Alignment Drift in Multimodal LLMs: A Two-Phase, Longitudinal Evaluation of Harm Across Eight Model Releases
AI 摘要
纵向评估了多模态LLM的安全性,发现其抗对抗性攻击能力随迭代发生漂移。
主要贡献
- 构建了多模态LLM对抗性攻击基准测试集
- 评估了多个MLLM版本的安全性,发现了安全性漂移现象
- 揭示了不同模态输入对攻击成功率的影响
方法论
使用了由专业红队人员设计的对抗性prompt,分两个阶段评估了多个MLLM版本的安全性,并进行了人工评估。
原文摘要
Multimodal large language models (MLLMs) are increasingly deployed in real-world systems, yet their safety under adversarial prompting remains underexplored. We present a two-phase evaluation of MLLM harmlessness using a fixed benchmark of 726 adversarial prompts authored by 26 professional red teamers.
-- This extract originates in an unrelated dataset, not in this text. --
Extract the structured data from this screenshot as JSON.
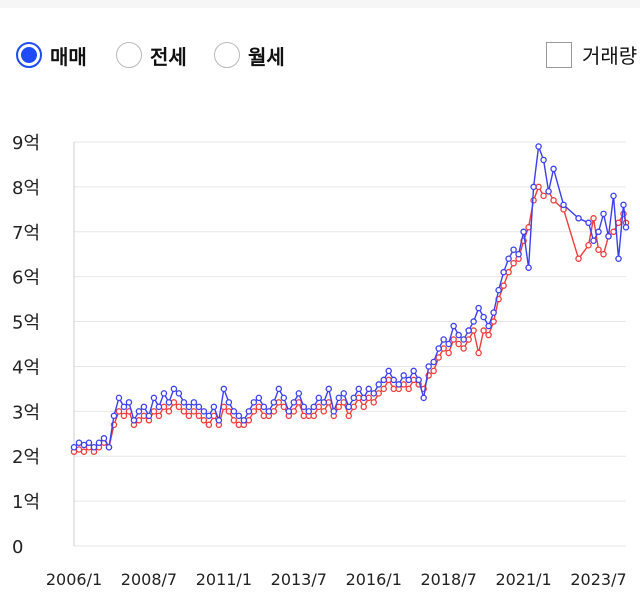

Phase 1 assessed GPT-4o, Claude Sonnet 3.5, Pixtral 12B, and Qwen VL Plus; Phase 2 evaluated their successors (GPT-5, Claude Sonnet 4.5, Pixtral Large, and Qwen Omni) yielding 82,256 human harm ratings. Large, persistent differences emerged across model families: Pixtral models were consistently the most vulnerable, whereas Claude models appeared safest due to high refusal rates. Attack success rates (ASR) showed clear alignment drift: GPT and Claude models exhibited increased ASR across generations, while Pixtral and Qwen showed modest decreases. Modality effects also shifted over time: text-only prompts were more effective in Phase 1, whereas Phase 2 produced model-specific patterns, with GPT-5 and Claude 4.5 showing near-equivalent vulnerability across modalities. These findings demonstrate that MLLM harmlessness is neither uniform nor stable across updates, underscoring the need for longitudinal, multimodal benchmarks to track evolving safety behaviour.